Question: What’s the best floor of a building to throw a cat - TopicsExpress



          

Question: What’s the best floor of a building to throw a cat from? Answer: Any of them above the seventh floor. The Proof: Higher than the seventh floor, it doesn’t really matter how far the cat falls, as long as its oxygen holds out. Like many small animals, cats have a non-fatal terminal velocity – in cats this is about 100 kph or 60 mph. Once they relax, they orientate themselves, spread out, and parachute to earth like a squirrel.

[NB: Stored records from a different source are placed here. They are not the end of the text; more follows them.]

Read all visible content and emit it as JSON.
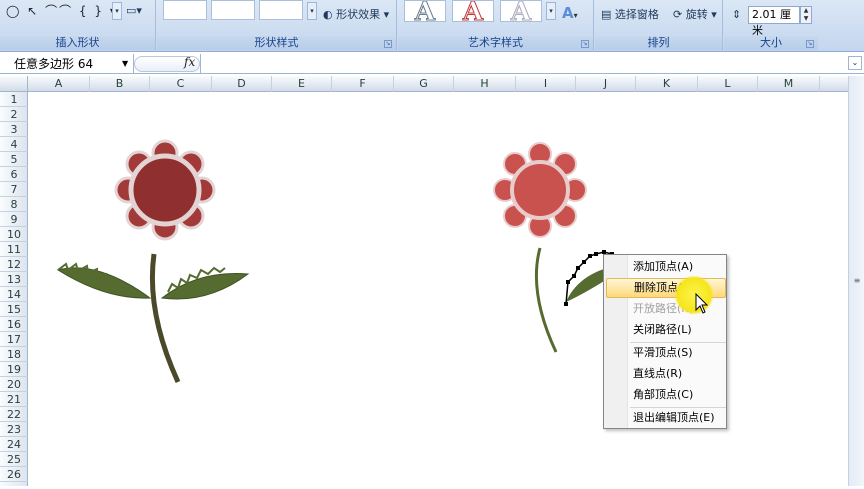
{
  "ribbon": {
    "groups": [
      {
        "label": "插入形状"
      },
      {
        "label": "形状样式"
      },
      {
        "label": "艺术字样式"
      },
      {
        "label": "排列"
      },
      {
        "label": "大小"
      }
    ],
    "shape_effects_label": "形状效果",
    "selection_pane_label": "选择窗格",
    "rotate_label": "旋转",
    "wordart_letter": "A",
    "size_value": "2.01 厘米"
  },
  "formula_bar": {
    "name_box": "任意多边形  64",
    "fx_label": "fx",
    "formula": ""
  },
  "columns": [
    "A",
    "B",
    "C",
    "D",
    "E",
    "F",
    "G",
    "H",
    "I",
    "J",
    "K",
    "L",
    "M"
  ],
  "rows": [
    "1",
    "2",
    "3",
    "4",
    "5",
    "6",
    "7",
    "8",
    "9",
    "10",
    "11",
    "12",
    "13",
    "14",
    "15",
    "16",
    "17",
    "18",
    "19",
    "20",
    "21",
    "22",
    "23",
    "24",
    "25",
    "26"
  ],
  "context_menu": {
    "items": [
      {
        "label": "添加顶点(A)",
        "state": "normal"
      },
      {
        "label": "删除顶点(L)",
        "state": "hover"
      },
      {
        "label": "开放路径(N)",
        "state": "disabled"
      },
      {
        "label": "关闭路径(L)",
        "state": "normal"
      },
      {
        "label": "平滑顶点(S)",
        "state": "normal"
      },
      {
        "label": "直线点(R)",
        "state": "normal"
      },
      {
        "label": "角部顶点(C)",
        "state": "normal"
      },
      {
        "label": "退出编辑顶点(E)",
        "state": "normal"
      }
    ]
  },
  "colors": {
    "flower_left_center": "#8f2f2f",
    "flower_left_petal": "#a33a3a",
    "flower_right": "#c9524f",
    "leaf": "#556b2f",
    "stem": "#4a4a2a",
    "ribbon_bg": "#c4d6ee"
  },
  "icons": [
    "shape-gallery-icon",
    "shape-effects-icon",
    "selection-pane-icon",
    "rotate-icon",
    "height-icon",
    "fx-icon",
    "mouse-cursor-icon"
  ]
}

Terminal velocity is the point at which a body’s weight equalises against the resistance of the air and it stops accelerating – in humans it’s nearly 195 kph (about 120 mph), reached in free fall at about 550 metres (1,800 feet). There are cats on record that have fallen thirty storeys or more without ill effects. One cat is known to have survived a forty-six-storey fall, and there is even evidence of a cat deliberately thrown out of a Cessna aircraft at 244 metres (800 feet) that survived. A 1987 paper in the Journal of the American Veterinary Medical Association studied 132 cases of cats that had fallen out of high-rise windows in New York. On average they fell 5.5 storeys. Ninety per cent survived, though many suffered serious injuries. The data showed that injuries rose proportionally to the number of storeys fallen – up to seven storeys. Above seven storeys, the number of injuries per cat sharply declined. In other words, the further the cat fell, the better its chances. Other Odd Facts: The most famous human free-falls are Vesna Vulović, who fell 10,600 metres (34,777 feet) when a terrorist bomb destroyed her Yugoslavian airlines DC-10 in 1972, and Flight Sergeant Nicholas Alkemade, an RAF tailgunner who leaped from his burning Lancaster in 1944, falling 5,800 metres (19,000 feet). Vulović broke both legs, and suffered some spinal damage, but was saved by the fact that her seat and the toilet booth it was attached to took the impact.